Он махнул в сторону проблеска дневного света, к дверям, где грузили прутковое железо на повозку для отправки в Остенгорм.

— Это станет опорами нового склада, котлами новой фабрики, осями новой повозки, а вот это серое золото — оно превратится в пружины городских часов, иглы для портних, начинку этих новых ткацких станков в Вальбеке!

— Чьими-нибудь сраными вилками-ложками! — крикнул Кантер, вытирая потный лоб тыльной стороной длинной рукавицы.

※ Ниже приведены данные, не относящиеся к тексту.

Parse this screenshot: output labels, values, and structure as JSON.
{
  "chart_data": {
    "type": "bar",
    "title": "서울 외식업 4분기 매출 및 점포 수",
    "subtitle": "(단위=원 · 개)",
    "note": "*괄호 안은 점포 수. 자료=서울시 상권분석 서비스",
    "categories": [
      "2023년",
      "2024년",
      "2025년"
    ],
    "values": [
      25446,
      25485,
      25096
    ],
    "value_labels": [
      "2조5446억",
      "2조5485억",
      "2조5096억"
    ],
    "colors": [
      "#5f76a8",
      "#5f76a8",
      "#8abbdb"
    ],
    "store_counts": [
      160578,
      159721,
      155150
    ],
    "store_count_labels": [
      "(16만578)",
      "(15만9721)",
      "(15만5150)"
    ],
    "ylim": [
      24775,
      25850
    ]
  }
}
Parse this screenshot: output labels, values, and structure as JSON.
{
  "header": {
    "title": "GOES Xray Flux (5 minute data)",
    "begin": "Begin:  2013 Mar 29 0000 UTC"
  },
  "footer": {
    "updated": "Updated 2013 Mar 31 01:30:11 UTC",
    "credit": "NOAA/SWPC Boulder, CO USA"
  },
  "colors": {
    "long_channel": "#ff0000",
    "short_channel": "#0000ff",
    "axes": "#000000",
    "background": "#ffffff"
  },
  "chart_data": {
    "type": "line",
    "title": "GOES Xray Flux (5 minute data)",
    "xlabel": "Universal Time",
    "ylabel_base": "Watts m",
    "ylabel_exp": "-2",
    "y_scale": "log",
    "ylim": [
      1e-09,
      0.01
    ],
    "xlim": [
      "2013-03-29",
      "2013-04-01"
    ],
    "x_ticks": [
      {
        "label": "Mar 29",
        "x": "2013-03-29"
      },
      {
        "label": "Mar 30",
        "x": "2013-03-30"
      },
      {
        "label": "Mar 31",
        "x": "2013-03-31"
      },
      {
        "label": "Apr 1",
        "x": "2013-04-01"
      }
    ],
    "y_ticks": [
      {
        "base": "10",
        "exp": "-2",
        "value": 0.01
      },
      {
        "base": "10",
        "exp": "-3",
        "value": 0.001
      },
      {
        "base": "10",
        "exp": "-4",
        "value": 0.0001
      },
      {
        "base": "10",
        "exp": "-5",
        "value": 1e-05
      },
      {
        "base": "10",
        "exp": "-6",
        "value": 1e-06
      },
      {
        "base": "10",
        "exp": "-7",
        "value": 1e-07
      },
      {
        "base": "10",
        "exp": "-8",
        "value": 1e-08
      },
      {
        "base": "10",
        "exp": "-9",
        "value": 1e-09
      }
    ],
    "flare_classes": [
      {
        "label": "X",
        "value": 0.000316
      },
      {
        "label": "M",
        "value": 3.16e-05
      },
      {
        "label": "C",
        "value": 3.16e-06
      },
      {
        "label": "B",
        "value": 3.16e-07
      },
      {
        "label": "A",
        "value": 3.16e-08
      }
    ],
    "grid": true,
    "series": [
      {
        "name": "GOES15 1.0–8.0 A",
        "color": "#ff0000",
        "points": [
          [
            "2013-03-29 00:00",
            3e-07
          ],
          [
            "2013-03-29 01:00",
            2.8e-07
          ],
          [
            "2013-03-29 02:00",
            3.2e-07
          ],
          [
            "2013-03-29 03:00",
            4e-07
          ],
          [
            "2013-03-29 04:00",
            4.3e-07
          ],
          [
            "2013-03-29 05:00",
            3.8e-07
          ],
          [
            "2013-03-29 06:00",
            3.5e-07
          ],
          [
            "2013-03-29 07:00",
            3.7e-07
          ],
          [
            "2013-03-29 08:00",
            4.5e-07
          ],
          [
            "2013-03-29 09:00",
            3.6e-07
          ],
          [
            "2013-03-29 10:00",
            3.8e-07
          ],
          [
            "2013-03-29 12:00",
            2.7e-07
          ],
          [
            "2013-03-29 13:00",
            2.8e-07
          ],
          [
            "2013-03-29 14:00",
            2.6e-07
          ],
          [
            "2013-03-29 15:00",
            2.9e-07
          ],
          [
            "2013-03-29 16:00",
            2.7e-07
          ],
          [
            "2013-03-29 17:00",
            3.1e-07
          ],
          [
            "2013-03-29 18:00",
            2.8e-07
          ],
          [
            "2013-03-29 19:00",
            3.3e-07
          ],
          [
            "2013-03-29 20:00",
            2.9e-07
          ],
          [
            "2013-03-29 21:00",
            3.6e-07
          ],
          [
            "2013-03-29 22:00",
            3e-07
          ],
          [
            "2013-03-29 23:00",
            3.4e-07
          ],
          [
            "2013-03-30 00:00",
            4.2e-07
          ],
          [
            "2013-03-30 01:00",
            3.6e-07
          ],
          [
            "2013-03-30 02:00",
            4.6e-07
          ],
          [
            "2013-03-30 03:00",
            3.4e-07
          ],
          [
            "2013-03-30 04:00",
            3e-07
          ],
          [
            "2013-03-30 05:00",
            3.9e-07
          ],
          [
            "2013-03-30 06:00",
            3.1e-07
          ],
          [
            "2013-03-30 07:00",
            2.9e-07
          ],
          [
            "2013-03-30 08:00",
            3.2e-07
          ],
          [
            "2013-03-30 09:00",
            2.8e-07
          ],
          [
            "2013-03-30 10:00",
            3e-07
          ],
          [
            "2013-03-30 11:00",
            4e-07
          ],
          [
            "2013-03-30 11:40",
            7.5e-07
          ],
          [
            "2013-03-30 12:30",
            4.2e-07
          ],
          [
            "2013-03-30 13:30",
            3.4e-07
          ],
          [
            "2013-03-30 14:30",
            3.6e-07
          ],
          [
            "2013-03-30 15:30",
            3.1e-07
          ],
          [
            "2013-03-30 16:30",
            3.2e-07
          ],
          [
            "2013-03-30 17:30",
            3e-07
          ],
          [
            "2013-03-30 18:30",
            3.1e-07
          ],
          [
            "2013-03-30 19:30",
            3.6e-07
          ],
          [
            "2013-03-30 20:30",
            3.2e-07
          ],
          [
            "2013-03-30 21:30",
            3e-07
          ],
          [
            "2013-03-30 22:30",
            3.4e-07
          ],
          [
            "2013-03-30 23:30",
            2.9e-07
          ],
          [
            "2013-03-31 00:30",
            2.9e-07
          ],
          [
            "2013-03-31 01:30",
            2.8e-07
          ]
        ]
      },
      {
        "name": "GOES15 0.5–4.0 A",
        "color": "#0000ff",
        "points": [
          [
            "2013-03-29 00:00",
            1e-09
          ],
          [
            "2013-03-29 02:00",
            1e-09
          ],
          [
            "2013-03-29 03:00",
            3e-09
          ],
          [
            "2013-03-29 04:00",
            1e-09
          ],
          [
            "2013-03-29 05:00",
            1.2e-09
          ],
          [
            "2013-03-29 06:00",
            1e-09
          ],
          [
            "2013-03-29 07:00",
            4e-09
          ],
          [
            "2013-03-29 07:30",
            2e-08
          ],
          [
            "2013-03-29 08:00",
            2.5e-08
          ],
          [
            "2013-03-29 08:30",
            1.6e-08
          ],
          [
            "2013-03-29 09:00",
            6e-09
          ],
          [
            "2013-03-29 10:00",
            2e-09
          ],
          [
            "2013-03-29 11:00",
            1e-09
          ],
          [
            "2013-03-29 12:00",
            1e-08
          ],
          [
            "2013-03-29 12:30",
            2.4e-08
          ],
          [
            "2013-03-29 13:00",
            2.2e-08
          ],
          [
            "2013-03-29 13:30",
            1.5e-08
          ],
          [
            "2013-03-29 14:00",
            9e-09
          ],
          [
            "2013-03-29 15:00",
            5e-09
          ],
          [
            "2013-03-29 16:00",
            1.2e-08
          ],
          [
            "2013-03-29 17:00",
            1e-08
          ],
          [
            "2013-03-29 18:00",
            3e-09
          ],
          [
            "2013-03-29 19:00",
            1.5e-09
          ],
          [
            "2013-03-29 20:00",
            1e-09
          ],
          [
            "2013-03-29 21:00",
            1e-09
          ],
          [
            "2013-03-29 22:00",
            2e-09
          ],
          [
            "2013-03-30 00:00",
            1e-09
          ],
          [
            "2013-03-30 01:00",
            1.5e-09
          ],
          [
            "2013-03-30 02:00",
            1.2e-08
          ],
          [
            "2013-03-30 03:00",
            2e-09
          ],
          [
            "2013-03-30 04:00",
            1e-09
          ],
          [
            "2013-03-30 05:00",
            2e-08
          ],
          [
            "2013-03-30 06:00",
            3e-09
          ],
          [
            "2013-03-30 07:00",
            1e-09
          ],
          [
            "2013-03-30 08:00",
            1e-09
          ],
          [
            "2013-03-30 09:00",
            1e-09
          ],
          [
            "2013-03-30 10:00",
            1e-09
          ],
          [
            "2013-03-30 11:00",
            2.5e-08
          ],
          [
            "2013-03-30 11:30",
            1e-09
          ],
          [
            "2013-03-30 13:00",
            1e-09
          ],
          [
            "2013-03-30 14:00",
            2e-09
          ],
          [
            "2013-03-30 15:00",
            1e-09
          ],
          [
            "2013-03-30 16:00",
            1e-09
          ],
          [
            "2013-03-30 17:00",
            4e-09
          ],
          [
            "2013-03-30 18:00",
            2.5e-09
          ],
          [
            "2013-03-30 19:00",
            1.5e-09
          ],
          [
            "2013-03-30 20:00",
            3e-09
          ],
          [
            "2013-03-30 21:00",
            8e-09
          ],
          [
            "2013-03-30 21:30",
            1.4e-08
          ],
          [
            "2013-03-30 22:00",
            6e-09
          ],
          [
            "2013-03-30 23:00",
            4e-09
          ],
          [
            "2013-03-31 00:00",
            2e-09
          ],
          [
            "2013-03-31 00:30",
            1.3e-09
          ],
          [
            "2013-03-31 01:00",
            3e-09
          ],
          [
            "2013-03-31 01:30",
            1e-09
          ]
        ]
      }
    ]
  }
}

— Проволокой в корсете зазнавшейся дамочки! — заорал Ридж, задрав подбородок и выпятив грудь к потолку, и парни загоготали и захлопали.

— Мечами! — подал голос Салмон, сверкнув белозубой улыбкой на измазанном сажей лице. — А ещё мечами, а?

И этого хватило, чтобы швырнуть Смолофа обратно в Стирию. Ощущение рукояти в руке, липкой от пота. Кровь, которую никак не отскрести от плетёной гарды. Толчея и давка вокруг, вопли, и его собственное дыхание, эхом отдающееся в шлеме. Его дыхание и его бесконечная, бессмысленная ругань. Привкус металла во рту. Пришлось поворочать языком. Казалось, он чувствует этот вкус и сейчас.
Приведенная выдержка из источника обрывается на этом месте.